Why so many more words describing shades of negativity? Does our lexicon for happiness, honesty, love and all those nearly forgotten virtues reflect our disgruntled state of being? A case could be made that our inclination to express community or brother-sisterhood is discouraged by our impoverished language. Even more remarkable how Peggy finds that seam in the dread to express hope.

Last week I bought a new garbage container or is it a trash can?
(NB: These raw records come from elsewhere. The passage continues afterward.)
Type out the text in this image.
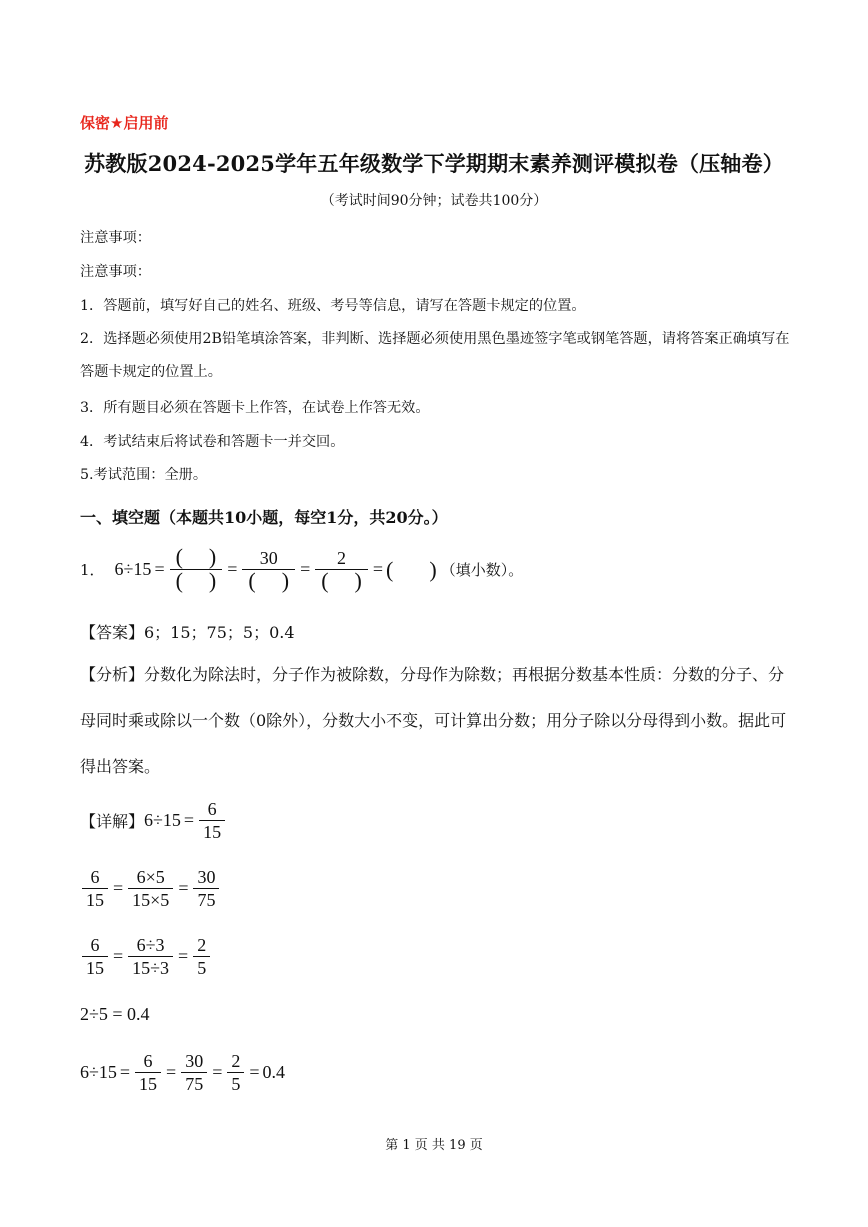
保密★启用前
苏教版2024-2025学年五年级数学下学期期末素养测评模拟卷（压轴卷）
（考试时间90分钟；试卷共100分）
注意事项：
注意事项：
1．答题前，填写好自己的姓名、班级、考号等信息，请写在答题卡规定的位置。
2．选择题必须使用2B铅笔填涂答案，非判断、选择题必须使用黑色墨迹签字笔或钢笔答题，请将答案正确填写在答题卡规定的位置上。
3．所有题目必须在答题卡上作答，在试卷上作答无效。
4．考试结束后将试卷和答题卡一并交回。
5.考试范围：全册。
一、填空题（本题共10小题，每空1分，共20分。）
1． $6\div 15 = \frac{( )}{( )} = \frac{30}{( )} = \frac{2}{( )}$ = ( ) （填小数）。
【答案】6；15；75；5；0.4
【分析】分数化为除法时，分子作为被除数，分母作为除数；再根据分数基本性质：分数的分子、分母同时乘或除以一个数（0除外），分数大小不变，可计算出分数；用分子除以分母得到小数。据此可得出答案。
【详解】 $6\div 15 = \frac{6}{15}$
$\frac{6}{15} = \frac{6\times 5}{15\times 5} = \frac{30}{75}$
$\frac{6}{15} = \frac{6\div 3}{15\div 3} = \frac{2}{5}$
2÷5 = 0.4
$6\div 15 = \frac{6}{15} = \frac{30}{75} = \frac{2}{5} = 0.4$
第 1 页 共 19 页
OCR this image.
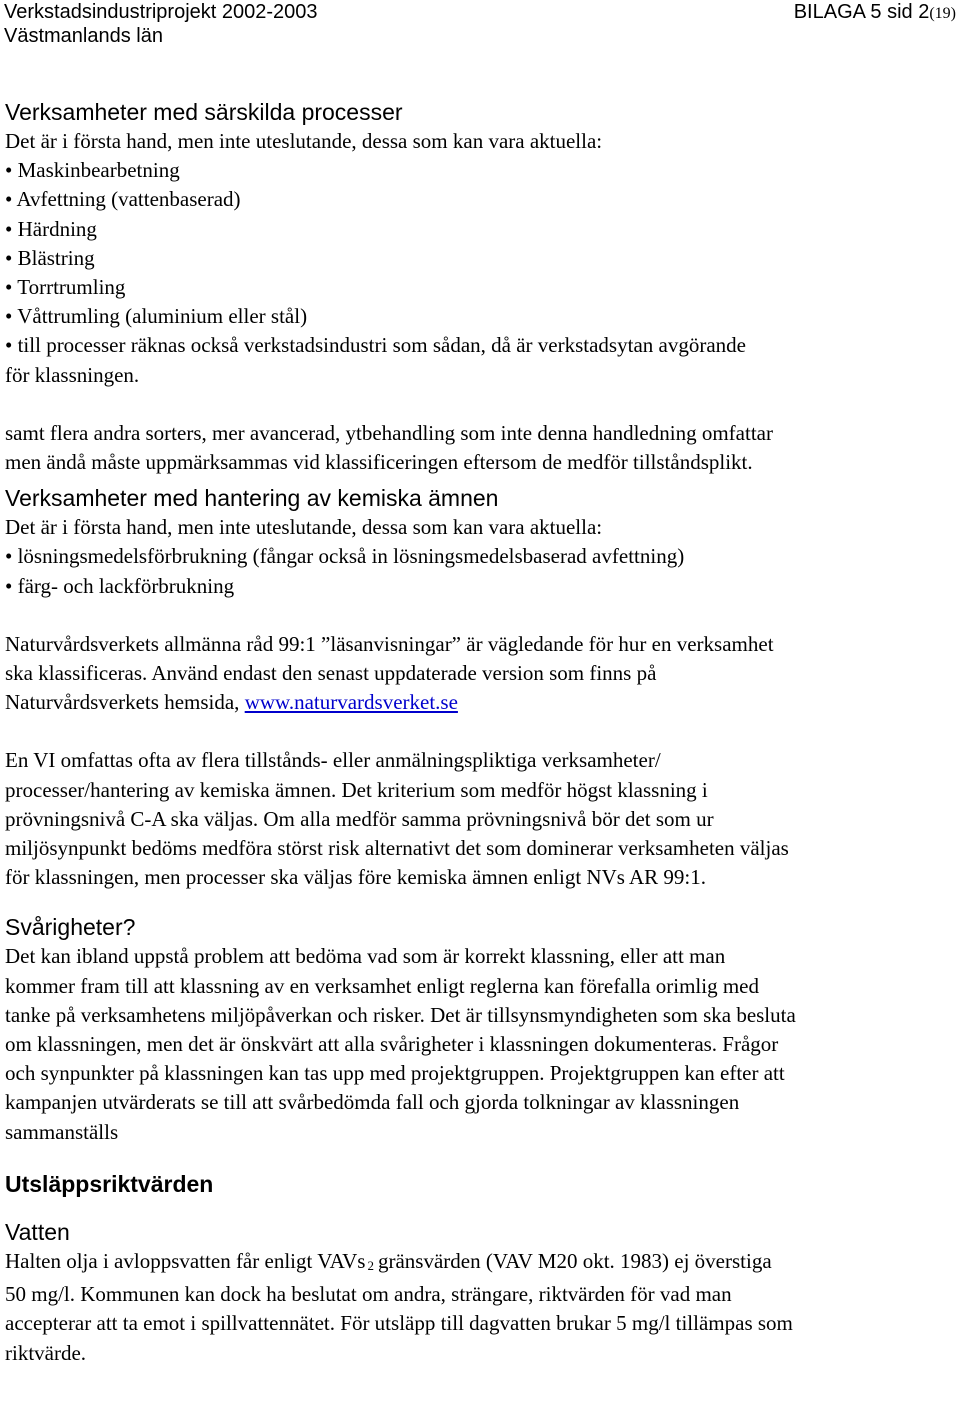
Verkstadsindustriprojekt 2002-2003
Västmanlands län
BILAGA 5 sid 2(19)
Verksamheter med särskilda processer

Det är i första hand, men inte uteslutande, dessa som kan vara aktuella:

• Maskinbearbetning
• Avfettning (vattenbaserad)
• Härdning
• Blästring
• Torrtrumling
• Våttrumling (aluminium eller stål)
• till processer räknas också verkstadsindustri som sådan, då är verkstadsytan avgörande
för klassningen.

samt flera andra sorters, mer avancerad, ytbehandling som inte denna handledning omfattar

men ändå måste uppmärksammas vid klassificeringen eftersom de medför tillståndsplikt.

Verksamheter med hantering av kemiska ämnen

Det är i första hand, men inte uteslutande, dessa som kan vara aktuella:

• lösningsmedelsförbrukning (fångar också in lösningsmedelsbaserad avfettning)
• färg- och lackförbrukning

Naturvårdsverkets allmänna råd 99:1 ”läsanvisningar” är vägledande för hur en verksamhet

ska klassificeras. Använd endast den senast uppdaterade version som finns på

Naturvårdsverkets hemsida, www.naturvardsverket.se

En VI omfattas ofta av flera tillstånds- eller anmälningspliktiga verksamheter/

processer/hantering av kemiska ämnen. Det kriterium som medför högst klassning i

prövningsnivå C-A ska väljas. Om alla medför samma prövningsnivå bör det som ur

miljösynpunkt bedöms medföra störst risk alternativt det som dominerar verksamheten väljas

för klassningen, men processer ska väljas före kemiska ämnen enligt NVs AR 99:1.

Svårigheter?

Det kan ibland uppstå problem att bedöma vad som är korrekt klassning, eller att man

kommer fram till att klassning av en verksamhet enligt reglerna kan förefalla orimlig med

tanke på verksamhetens miljöpåverkan och risker. Det är tillsynsmyndigheten som ska besluta

om klassningen, men det är önskvärt att alla svårigheter i klassningen dokumenteras. Frågor

och synpunkter på klassningen kan tas upp med projektgruppen. Projektgruppen kan efter att

kampanjen utvärderats se till att svårbedömda fall och gjorda tolkningar av klassningen

sammanställs

Utsläppsriktvärden
Vatten

Halten olja i avloppsvatten får enligt VAVs $_2$ gränsvärden (VAV M20 okt. 1983) ej överstiga

50 mg/l. Kommunen kan dock ha beslutat om andra, strängare, riktvärden för vad man

accepterar att ta emot i spillvattennätet. För utsläpp till dagvatten brukar 5 mg/l tillämpas som

riktvärde.
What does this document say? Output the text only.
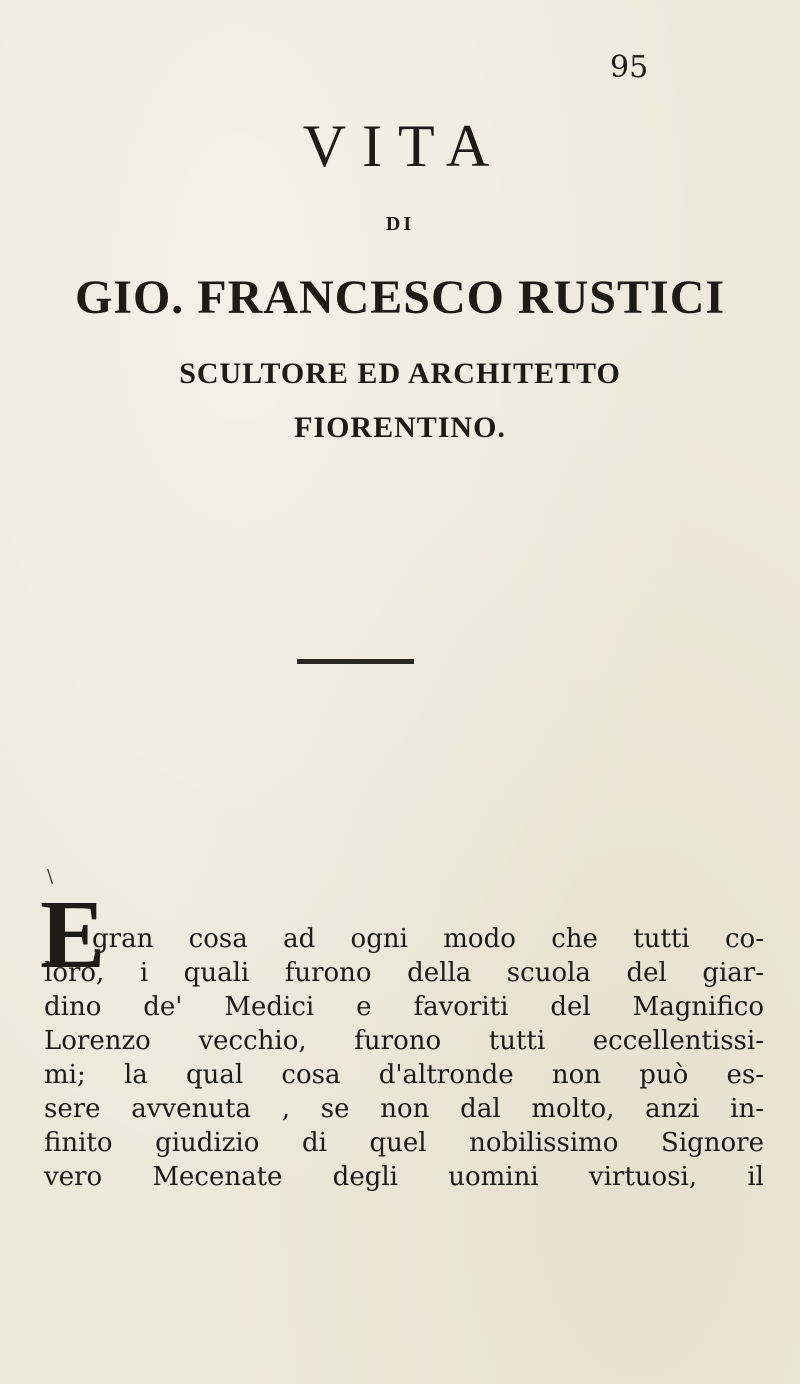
95
VITA
DI
GIO. FRANCESCO RUSTICI
SCULTORE ED ARCHITETTO
FIORENTINO.
\
E
gran cosa ad ogni modo che tutti co-
loro, i quali furono della scuola del giar-
dino de' Medici e favoriti del Magnifico
Lorenzo vecchio, furono tutti eccellentissi-
mi; la qual cosa d'altronde non può es-
sere avvenuta , se non dal molto, anzi in-
finito giudizio di quel nobilissimo Signore
vero Mecenate degli uomini virtuosi, il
We have a relationship. More than that, I’m in love with it. It flashes a blue light winking as I pass by. If I get close enough the happy sensor opens its mouth wide for my deposit of pits and peels. I’m not sure if it is puckering up for a smooch or if that is a yawn.

I’ve given it a name. Since garbage takes the gar from garbanzo and the age from cabbage what’s leftover is banzo. So I have baptized my new receptacle, Banzo. The next time Trump tweets or rambles on one his extemporaneous tirades I’m going to move my beloved trash bin in front of the T.V. set to see if his garbage induces Banzo's lid to flash with its blue light, open wide and swallow.